Thanks for the help in advance.

2. Originally Posted by cynlix
I'm having trouble on one specific step of this integral:

Original Equation: $\int \frac{-5x}{(x^2+5)^\frac{3}{2}} dx$

where $x = \sqrt{5} tan\Theta$
$dx = \sqrt{5} sec^2\Theta d\Theta$

= $\int \frac{-5x}{((\sqrt{5} tan\Theta)^2+5)^\frac{3}{2}} \sqrt{5} sec^2\Theta d\Theta$

Now I don't understand how to get to the next step of:

$-\sqrt{5} \int \frac{tan \Theta}{sec \Theta} d\Theta$

because I get here and I know it's not right:

$-5 \int \frac{\sqrt{5} tan\Theta}{ \sqrt{125}\sqrt{sec^6\Theta}} \sqrt{5}sec^2\Theta d\Theta$

Thanks for the help in advance.
You can just use a $u$ substitution.

Let $u = x^2 + 5$ so that $\frac{du}{dx} = 2x$.

The integral becomes:

$\int{\frac{-5x}{(x^2 + 5)^{\frac{3}{2}}}\,dx} = -\frac{5}{2}\int{\frac{2x}{(x^2 + 5)^{\frac{3}{2}}}\,dx}$

$= -\frac{5}{2}\int{\frac{1}{u^{\frac{3}{2}}}\,\frac{d u}{dx}\,dx}$

$= -\frac{5}{2}\int{u^{-\frac{3}{2}}\,du}$.

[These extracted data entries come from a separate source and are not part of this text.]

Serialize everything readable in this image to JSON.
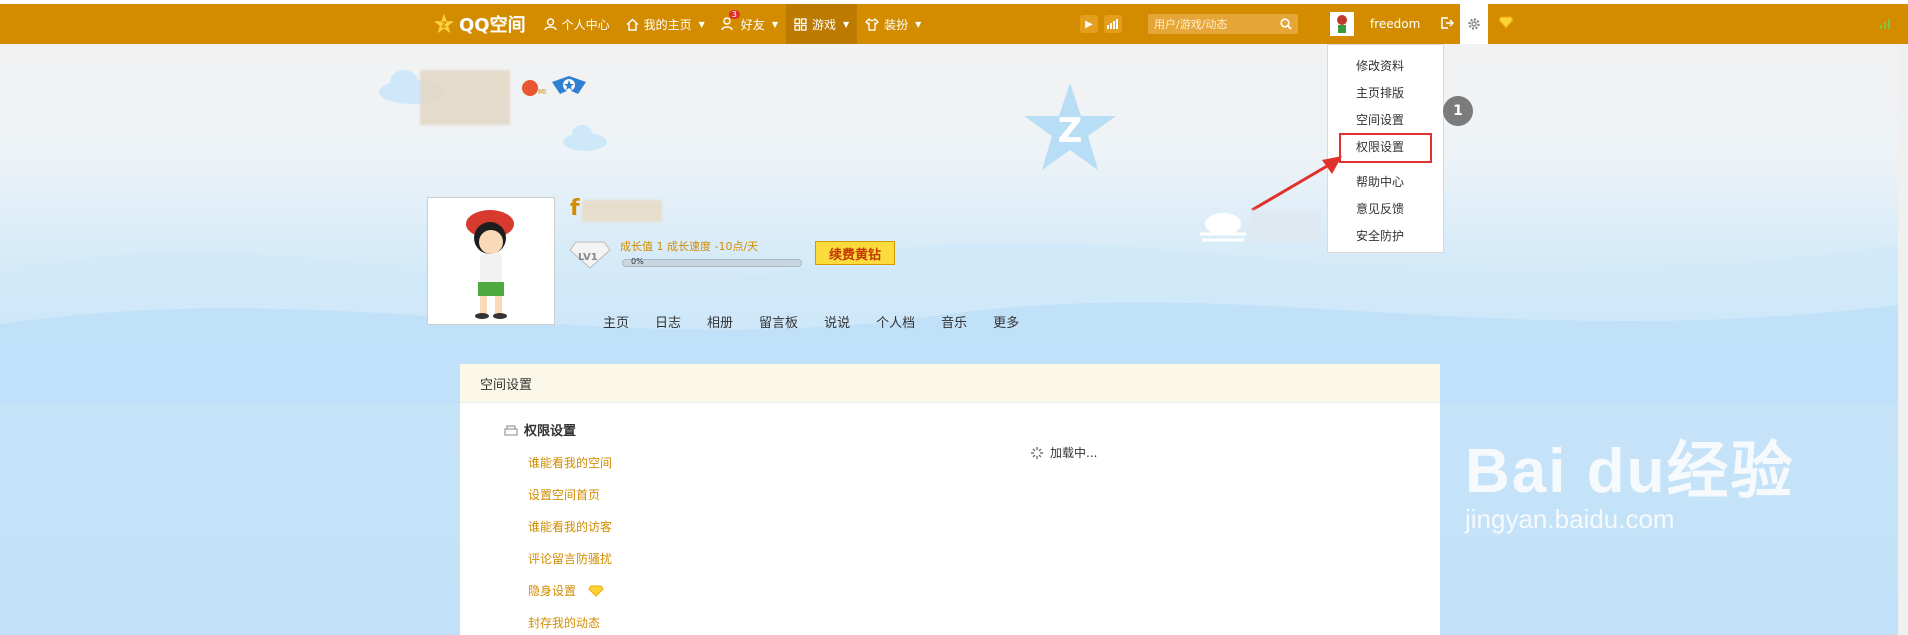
{
  "topbar": {
    "logo_text": "QQ空间",
    "nav": [
      {
        "label": "个人中心",
        "icon": "user-icon",
        "caret": false
      },
      {
        "label": "我的主页",
        "icon": "home-icon",
        "caret": true
      },
      {
        "label": "好友",
        "icon": "friends-icon",
        "caret": true,
        "badge": "3"
      },
      {
        "label": "游戏",
        "icon": "grid-icon",
        "caret": true
      },
      {
        "label": "装扮",
        "icon": "shirt-icon",
        "caret": true
      }
    ],
    "search_placeholder": "用户/游戏/动态",
    "username": "freedom"
  },
  "settings_menu": {
    "items": [
      "修改资料",
      "主页排版",
      "空间设置",
      "权限设置",
      "帮助中心",
      "意见反馈",
      "安全防护"
    ],
    "highlighted": "权限设置"
  },
  "profile": {
    "nickname": "f",
    "level": "LV1",
    "growth_text": "成长值 1  成长速度 -10点/天",
    "progress_label": "0%",
    "progress_value": 0,
    "renew_button": "续费黄钻",
    "notification_count": "1"
  },
  "tabs": [
    "主页",
    "日志",
    "相册",
    "留言板",
    "说说",
    "个人档",
    "音乐",
    "更多"
  ],
  "panel": {
    "title": "空间设置",
    "section_title": "权限设置",
    "links": [
      "谁能看我的空间",
      "设置空间首页",
      "谁能看我的访客",
      "评论留言防骚扰",
      "隐身设置",
      "封存我的动态"
    ],
    "loading_text": "加载中..."
  },
  "watermark": {
    "line1": "Bai du经验",
    "line2": "jingyan.baidu.com"
  },
  "colors": {
    "topbar": "#d38c00",
    "accent": "#d38c00",
    "highlight": "#e0312b"
  }
}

You should be able to go from here...

3. thank you for that insight, however I need to use the trigonometric substitution for this homework problem.

4. Originally Posted by cynlix
I'm having trouble on one specific step of this integral:

Original Equation: $\int \frac{-5x}{(x^2+5)^\frac{3}{2}} dx$

where $x = \sqrt{5} tan\Theta$
$dx = \sqrt{5} sec^2\Theta d\Theta$

= $\int \frac{-5x}{((\sqrt{5} tan\Theta)^2+5)^\frac{3}{2}} \sqrt{5} sec^2\Theta d\Theta$

Now I don't understand how to get to the next step of:

$-\sqrt{5} \int \frac{tan \Theta}{sec \Theta} d\Theta$

because I get here and I know it's not right:

$-5 \int \frac{\sqrt{5} tan\Theta}{ \sqrt{125}\sqrt{sec^6\Theta}} \sqrt{5}sec^2\Theta d\Theta$

Thanks for the help in advance.
You also need to replace the $x$ in your numerator with $\sqrt{5}\tan{\theta}$.